Like AJ’s shirt he torn open his slacks and shucked them down. He sucked at AJ’s thighs, parting them with clenching fingers. Then he took AJ into his mouth, tasting and tasting. He knew that he could hold on to reality if he could just do this, if he could make AJ come.
He sucked so hard it must have hurt AJ a little. He was grasping his brother’s hips, bobbing his head up and down.
AJ was thrusting into his mouth frantically. So frantically that Rick began to gag. He let it happen, just tried to remember to breathe through his nose every once and awhile. Then his brother came, flooding into his mouth. Rick swallowed, tasting reality, holding on the only way he could. It was the only way he could.
He laid his head against stomach and cried. “I’m sorry, I’m sorry. I didn’t mean to hurt you. I just couldn’t AJ. I couldn’t and I needed you to stay real. I need to stay real. Promise this is real.”
AJ stroked his head and made shushing sounds. His voice was thick with tears when he spoke. “It’s real Rick. This is real. I promise this is real. Remember, I said we could make it real. It is. It is.”
“Just for tonight.” He moved up to kiss AJ’s bruised mouth. “I’m sorry I hurt you.”
“You didn’t hurt me. I was just surprised.” AJ smiled.
“I have nightmares about you, about you and Viet Nam.”
His brother looked stunned again. “Do you want to stay tonight?”
He nodded. “Just to know you’re here. That’s all. To know you’re here.”
AJ stood up and pulled Rick to his feet. “Come on.”
Rick frowned at the bruises and marks on his brother’s body.
“Don’t worry about it Rick. You didn’t hurt me.”

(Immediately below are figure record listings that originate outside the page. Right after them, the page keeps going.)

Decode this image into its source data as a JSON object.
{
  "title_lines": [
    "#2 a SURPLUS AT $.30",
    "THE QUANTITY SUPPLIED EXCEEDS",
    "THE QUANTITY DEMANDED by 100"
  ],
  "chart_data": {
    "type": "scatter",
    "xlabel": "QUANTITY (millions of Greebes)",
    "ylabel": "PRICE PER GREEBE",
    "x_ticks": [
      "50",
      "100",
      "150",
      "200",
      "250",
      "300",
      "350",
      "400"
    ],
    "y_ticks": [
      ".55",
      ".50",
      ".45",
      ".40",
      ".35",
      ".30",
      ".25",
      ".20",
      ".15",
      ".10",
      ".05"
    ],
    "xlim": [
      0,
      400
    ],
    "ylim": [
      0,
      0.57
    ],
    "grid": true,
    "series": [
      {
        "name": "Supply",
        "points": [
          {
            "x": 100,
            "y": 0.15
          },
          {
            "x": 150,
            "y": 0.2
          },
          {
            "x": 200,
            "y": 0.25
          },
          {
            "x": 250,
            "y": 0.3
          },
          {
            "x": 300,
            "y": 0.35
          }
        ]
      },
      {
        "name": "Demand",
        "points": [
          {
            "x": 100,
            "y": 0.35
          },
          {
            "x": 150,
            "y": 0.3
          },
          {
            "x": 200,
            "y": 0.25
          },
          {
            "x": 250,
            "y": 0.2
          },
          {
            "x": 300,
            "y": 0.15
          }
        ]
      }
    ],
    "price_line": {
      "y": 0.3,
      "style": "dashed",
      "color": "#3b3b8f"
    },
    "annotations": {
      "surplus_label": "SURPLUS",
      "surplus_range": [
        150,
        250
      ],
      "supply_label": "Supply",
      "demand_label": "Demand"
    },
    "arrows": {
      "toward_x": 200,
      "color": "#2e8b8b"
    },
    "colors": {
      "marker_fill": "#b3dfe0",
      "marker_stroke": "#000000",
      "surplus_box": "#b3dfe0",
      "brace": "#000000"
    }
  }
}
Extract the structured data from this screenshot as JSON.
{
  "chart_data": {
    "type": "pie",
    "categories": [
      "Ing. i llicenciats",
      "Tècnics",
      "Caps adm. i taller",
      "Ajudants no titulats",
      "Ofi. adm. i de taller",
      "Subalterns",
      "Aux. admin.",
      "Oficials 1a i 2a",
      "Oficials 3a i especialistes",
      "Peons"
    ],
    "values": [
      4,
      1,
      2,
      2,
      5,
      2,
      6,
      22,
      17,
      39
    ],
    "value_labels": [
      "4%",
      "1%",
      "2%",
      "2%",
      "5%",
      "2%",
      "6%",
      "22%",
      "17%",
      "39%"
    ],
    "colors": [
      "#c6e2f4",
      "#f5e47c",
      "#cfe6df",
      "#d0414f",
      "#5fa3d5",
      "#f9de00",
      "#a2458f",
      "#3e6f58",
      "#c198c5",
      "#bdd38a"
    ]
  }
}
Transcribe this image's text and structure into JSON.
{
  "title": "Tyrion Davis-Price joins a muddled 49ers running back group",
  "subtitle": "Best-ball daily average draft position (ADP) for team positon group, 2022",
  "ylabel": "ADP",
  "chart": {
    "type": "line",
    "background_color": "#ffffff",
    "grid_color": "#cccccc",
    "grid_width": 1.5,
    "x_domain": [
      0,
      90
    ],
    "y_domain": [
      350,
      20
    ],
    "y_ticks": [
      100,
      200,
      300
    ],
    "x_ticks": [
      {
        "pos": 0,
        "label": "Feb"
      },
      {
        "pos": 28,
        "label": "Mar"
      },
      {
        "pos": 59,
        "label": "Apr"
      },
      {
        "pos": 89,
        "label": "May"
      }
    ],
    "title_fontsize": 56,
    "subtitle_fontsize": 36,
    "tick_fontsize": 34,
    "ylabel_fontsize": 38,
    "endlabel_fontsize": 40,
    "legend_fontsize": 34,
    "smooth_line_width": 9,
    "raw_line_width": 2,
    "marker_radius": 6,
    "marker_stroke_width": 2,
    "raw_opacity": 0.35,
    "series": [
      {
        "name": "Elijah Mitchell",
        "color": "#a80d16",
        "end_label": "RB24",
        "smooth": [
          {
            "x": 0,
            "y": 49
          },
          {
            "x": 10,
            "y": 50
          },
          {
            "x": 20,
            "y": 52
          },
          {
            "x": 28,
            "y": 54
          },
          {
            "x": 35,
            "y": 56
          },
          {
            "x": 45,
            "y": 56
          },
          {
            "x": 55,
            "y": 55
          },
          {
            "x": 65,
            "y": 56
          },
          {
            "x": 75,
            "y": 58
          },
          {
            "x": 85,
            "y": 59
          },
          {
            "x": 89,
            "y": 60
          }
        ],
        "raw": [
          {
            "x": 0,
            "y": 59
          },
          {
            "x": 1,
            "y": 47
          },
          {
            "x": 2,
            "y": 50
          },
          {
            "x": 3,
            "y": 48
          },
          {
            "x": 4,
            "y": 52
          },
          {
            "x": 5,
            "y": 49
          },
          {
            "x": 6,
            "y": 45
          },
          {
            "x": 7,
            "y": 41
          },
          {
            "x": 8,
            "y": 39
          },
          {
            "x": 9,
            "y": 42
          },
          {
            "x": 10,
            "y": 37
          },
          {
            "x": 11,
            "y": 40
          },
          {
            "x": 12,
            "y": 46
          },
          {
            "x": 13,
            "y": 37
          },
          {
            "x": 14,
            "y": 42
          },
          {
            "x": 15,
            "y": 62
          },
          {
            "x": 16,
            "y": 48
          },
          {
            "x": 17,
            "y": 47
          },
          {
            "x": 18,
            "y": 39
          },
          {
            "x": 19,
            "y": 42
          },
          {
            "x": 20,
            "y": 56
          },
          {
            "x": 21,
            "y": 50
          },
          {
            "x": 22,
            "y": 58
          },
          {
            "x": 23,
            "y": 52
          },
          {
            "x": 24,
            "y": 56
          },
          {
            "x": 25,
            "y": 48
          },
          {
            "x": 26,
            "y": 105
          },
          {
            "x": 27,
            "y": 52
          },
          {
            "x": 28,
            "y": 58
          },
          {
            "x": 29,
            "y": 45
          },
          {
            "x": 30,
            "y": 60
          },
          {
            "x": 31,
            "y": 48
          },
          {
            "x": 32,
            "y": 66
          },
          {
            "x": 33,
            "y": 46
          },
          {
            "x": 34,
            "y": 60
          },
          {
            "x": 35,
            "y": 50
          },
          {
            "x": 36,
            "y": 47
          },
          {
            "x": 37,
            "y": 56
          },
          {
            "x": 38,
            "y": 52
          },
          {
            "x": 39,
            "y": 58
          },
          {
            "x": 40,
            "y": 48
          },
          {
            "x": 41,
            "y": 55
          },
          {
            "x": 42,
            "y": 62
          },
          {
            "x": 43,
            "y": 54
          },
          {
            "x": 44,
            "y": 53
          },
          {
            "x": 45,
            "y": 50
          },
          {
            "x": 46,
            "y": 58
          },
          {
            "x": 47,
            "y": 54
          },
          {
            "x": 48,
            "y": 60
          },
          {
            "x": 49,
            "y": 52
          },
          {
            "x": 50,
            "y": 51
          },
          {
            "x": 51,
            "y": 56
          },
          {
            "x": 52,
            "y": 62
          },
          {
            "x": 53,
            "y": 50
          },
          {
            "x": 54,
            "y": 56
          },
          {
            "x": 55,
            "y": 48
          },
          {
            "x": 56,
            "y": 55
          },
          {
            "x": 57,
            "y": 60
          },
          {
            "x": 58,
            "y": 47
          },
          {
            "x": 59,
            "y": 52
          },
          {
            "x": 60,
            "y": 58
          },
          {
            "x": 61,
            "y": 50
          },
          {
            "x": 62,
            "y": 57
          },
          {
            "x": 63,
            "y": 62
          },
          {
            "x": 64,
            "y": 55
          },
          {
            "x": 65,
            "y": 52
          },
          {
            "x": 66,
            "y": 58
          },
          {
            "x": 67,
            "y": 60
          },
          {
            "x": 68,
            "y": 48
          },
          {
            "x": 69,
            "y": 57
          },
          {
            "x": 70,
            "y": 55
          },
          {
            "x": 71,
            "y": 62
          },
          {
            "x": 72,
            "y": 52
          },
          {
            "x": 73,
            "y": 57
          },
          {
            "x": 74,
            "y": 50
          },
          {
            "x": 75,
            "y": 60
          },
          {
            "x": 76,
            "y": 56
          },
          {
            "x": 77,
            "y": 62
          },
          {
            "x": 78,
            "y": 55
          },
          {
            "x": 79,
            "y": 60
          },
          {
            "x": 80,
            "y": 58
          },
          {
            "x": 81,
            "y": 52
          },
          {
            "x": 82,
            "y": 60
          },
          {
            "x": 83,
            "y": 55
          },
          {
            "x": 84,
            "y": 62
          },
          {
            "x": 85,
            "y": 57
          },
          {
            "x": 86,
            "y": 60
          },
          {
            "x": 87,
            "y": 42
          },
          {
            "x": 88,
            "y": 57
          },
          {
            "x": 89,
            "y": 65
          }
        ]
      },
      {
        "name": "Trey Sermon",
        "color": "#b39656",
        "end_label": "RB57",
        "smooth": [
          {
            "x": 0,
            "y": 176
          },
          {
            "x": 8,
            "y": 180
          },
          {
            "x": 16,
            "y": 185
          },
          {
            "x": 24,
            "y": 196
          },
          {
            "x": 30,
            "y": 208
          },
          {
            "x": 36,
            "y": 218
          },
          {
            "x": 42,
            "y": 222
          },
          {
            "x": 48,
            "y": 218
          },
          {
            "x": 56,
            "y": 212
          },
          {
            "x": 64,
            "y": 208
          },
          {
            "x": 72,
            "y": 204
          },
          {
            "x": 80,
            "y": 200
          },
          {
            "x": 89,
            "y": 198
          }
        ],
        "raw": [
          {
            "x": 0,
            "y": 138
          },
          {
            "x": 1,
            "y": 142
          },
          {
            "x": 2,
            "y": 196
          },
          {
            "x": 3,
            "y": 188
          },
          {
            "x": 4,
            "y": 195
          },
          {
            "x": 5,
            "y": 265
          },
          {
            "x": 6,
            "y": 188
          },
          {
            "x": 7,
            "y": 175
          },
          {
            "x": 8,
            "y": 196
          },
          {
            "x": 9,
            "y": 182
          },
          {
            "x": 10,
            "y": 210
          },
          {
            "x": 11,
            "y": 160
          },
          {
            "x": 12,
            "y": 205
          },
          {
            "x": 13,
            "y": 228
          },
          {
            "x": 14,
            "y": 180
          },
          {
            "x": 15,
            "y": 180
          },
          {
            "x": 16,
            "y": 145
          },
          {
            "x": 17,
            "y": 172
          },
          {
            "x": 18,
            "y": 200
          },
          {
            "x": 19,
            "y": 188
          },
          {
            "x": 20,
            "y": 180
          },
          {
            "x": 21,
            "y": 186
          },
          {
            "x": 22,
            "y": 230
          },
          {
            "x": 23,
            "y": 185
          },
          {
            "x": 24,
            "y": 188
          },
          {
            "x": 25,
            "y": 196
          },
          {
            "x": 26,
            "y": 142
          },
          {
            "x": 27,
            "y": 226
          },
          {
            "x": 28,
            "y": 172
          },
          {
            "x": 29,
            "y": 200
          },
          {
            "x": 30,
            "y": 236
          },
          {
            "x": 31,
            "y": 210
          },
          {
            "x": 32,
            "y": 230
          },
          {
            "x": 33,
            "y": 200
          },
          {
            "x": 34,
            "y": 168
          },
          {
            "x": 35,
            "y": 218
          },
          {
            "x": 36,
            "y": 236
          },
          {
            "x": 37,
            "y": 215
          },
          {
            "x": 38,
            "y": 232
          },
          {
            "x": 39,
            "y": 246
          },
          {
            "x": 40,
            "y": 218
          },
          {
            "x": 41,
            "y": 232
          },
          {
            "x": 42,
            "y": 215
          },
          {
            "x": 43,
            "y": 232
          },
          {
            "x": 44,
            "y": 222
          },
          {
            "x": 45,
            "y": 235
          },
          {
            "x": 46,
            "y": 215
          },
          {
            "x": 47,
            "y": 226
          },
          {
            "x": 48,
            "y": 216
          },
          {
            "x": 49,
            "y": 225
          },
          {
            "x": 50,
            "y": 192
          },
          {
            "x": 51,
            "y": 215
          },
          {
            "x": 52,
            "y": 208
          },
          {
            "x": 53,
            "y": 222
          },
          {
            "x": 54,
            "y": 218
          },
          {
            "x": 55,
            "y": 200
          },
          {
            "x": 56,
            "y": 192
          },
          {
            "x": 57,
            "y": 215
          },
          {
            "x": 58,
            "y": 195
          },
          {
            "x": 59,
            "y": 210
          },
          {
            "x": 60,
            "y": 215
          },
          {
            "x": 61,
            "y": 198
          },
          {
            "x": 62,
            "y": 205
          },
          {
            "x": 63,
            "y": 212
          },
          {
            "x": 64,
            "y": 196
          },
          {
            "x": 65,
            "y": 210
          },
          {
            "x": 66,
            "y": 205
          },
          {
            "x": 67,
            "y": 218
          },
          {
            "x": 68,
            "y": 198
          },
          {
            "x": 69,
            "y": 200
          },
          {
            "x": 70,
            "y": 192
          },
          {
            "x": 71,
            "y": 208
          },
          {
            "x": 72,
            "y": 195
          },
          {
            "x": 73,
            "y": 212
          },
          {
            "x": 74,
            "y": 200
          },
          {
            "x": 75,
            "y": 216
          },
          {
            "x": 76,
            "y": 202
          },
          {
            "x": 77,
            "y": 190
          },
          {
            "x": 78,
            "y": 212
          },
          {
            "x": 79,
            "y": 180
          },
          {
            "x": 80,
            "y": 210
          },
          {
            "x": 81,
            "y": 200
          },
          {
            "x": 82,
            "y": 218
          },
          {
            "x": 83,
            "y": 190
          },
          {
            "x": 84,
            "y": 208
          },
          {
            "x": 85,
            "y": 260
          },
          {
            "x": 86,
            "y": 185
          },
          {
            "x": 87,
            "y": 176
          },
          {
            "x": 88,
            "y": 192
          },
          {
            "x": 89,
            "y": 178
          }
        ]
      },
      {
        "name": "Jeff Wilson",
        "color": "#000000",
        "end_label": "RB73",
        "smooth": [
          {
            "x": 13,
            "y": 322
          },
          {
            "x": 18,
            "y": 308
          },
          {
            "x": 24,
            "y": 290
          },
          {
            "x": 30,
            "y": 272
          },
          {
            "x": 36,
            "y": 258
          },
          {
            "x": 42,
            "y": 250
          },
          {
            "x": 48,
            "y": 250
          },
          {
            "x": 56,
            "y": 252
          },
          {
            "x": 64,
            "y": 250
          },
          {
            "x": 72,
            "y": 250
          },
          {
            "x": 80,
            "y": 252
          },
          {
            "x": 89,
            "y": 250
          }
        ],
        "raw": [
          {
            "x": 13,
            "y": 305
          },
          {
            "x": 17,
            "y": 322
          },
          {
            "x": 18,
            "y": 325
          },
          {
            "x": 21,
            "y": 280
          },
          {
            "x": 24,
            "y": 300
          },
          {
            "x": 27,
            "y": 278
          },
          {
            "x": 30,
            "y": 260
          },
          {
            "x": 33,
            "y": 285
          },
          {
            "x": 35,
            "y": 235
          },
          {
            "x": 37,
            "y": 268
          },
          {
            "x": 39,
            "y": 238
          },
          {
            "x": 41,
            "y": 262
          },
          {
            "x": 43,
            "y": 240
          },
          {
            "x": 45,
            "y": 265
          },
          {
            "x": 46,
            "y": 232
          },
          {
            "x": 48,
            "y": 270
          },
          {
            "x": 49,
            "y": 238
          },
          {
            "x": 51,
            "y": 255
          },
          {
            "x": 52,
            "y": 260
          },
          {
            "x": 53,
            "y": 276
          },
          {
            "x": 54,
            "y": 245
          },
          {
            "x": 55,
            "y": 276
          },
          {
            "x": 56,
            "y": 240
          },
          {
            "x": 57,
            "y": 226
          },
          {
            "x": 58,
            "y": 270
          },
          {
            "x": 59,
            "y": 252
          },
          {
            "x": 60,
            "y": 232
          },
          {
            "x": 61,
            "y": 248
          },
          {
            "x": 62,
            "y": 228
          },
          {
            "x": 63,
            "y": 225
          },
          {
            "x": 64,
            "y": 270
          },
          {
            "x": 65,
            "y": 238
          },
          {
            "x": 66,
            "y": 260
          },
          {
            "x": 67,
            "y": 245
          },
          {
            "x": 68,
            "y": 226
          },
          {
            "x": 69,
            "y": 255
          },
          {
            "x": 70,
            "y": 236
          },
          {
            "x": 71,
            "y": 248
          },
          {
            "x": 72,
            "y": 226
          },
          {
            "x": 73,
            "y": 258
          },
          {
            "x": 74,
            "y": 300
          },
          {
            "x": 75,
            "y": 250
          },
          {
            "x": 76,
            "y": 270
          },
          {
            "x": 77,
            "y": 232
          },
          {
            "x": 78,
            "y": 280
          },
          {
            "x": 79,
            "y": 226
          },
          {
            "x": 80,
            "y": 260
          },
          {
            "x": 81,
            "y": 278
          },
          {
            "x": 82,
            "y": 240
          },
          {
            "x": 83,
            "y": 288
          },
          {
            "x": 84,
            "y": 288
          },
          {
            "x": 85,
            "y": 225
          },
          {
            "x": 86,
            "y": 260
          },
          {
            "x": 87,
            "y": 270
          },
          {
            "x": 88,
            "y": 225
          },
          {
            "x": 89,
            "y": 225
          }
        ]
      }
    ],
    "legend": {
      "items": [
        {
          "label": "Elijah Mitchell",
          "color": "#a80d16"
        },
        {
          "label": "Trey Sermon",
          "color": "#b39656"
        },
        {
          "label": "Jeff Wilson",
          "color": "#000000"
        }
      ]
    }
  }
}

He didn’t think that was completely true. They had hurt each other enough over the years. But it wasn’t the time or place to be bringing that up.
That night he lay nestled against AJ’s side, feeling his brother’s heart against his palm. This was his anchor to reality, to a place beyond the searing hot bullets, the foot rot, and the death. Here with AJ, whether in his arms or just in his presence, this was his anchor to all that was good.